Знаете, видеть в глазах женщины настоящую радость — это ведь тоже дорогого стоит. Я был влюблён, как в первый раз в жизни и этот подарок прекрасно дополнял мои чувства, а главное, объяснял, насколько они серьёзны. В качестве подарка, но уже мне, в нём она выходила замуж, и с её стороны был свидетелем Василий Ливанов, который, как лицо творческое, конечно, взял на заметку прелестный образ моей невесты — тихо зарисовал.
— Скажите, Юрий Сергеевич, а в качестве музыкального украшения торжества, у Вас не Гладков играл на аккордеоне?
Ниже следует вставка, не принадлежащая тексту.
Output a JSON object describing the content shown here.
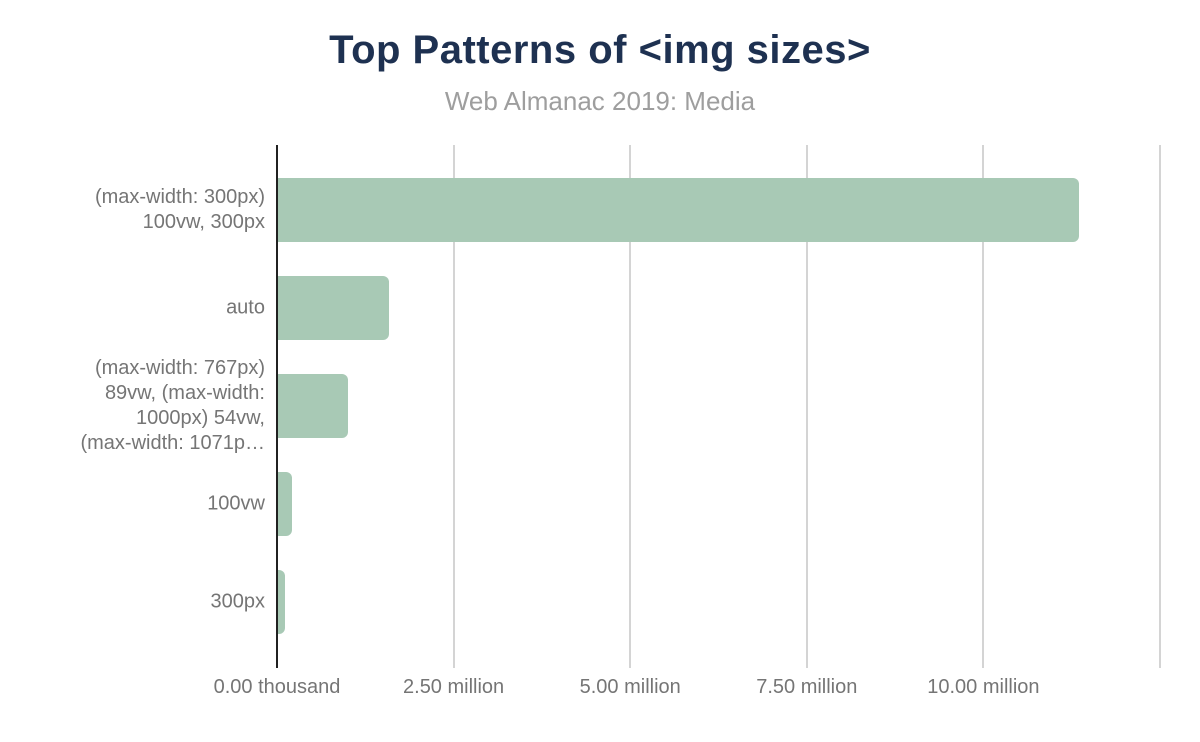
{
  "header": {
    "title": "Top Patterns of <img sizes>",
    "subtitle": "Web Almanac 2019: Media"
  },
  "chart_data": {
    "type": "bar",
    "orientation": "horizontal",
    "title": "Top Patterns of <img sizes>",
    "subtitle": "Web Almanac 2019: Media",
    "categories": [
      "(max-width: 300px)\n100vw, 300px",
      "auto",
      "(max-width: 767px)\n89vw, (max-width:\n1000px) 54vw,\n(max-width: 1071p…",
      "100vw",
      "300px"
    ],
    "values_millions": [
      11.34,
      1.57,
      0.99,
      0.2,
      0.1
    ],
    "x_ticks": [
      {
        "value": 0,
        "label": "0.00 thousand"
      },
      {
        "value": 2.5,
        "label": "2.50 million"
      },
      {
        "value": 5,
        "label": "5.00 million"
      },
      {
        "value": 7.5,
        "label": "7.50 million"
      },
      {
        "value": 10,
        "label": "10.00 million"
      },
      {
        "value": 12.5,
        "label": ""
      }
    ],
    "xlim": [
      0,
      12.5
    ],
    "grid": true,
    "legend": "none",
    "colors": {
      "bar": "#a8c9b5",
      "title": "#1e3151",
      "subtitle": "#9e9e9e",
      "labels": "#757575",
      "grid": "#d4d4d4",
      "axis": "#212121"
    }
  }
}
— Нет, это было бы чересчур, он был свидетелем с моей стороны и просто весёлым гостем, много танцевал, смешил, был само чувство юмора…
После выхода мультфильма в одном из журналов смело написали: Принцесса — секс-символ страны! Так что, я был женат на секс-символе.
— С чем Вас от души поздравляю! И думаю, ко мне готовы будут присоединиться все, кто прочтёт это интервью. Совета и любви Вам с Мариной Леонидовной ещё на многие годы. Спасибо за прекрасный рассказ о женщине.
— Вам тоже, давно не давал таких больших пресс-конференций.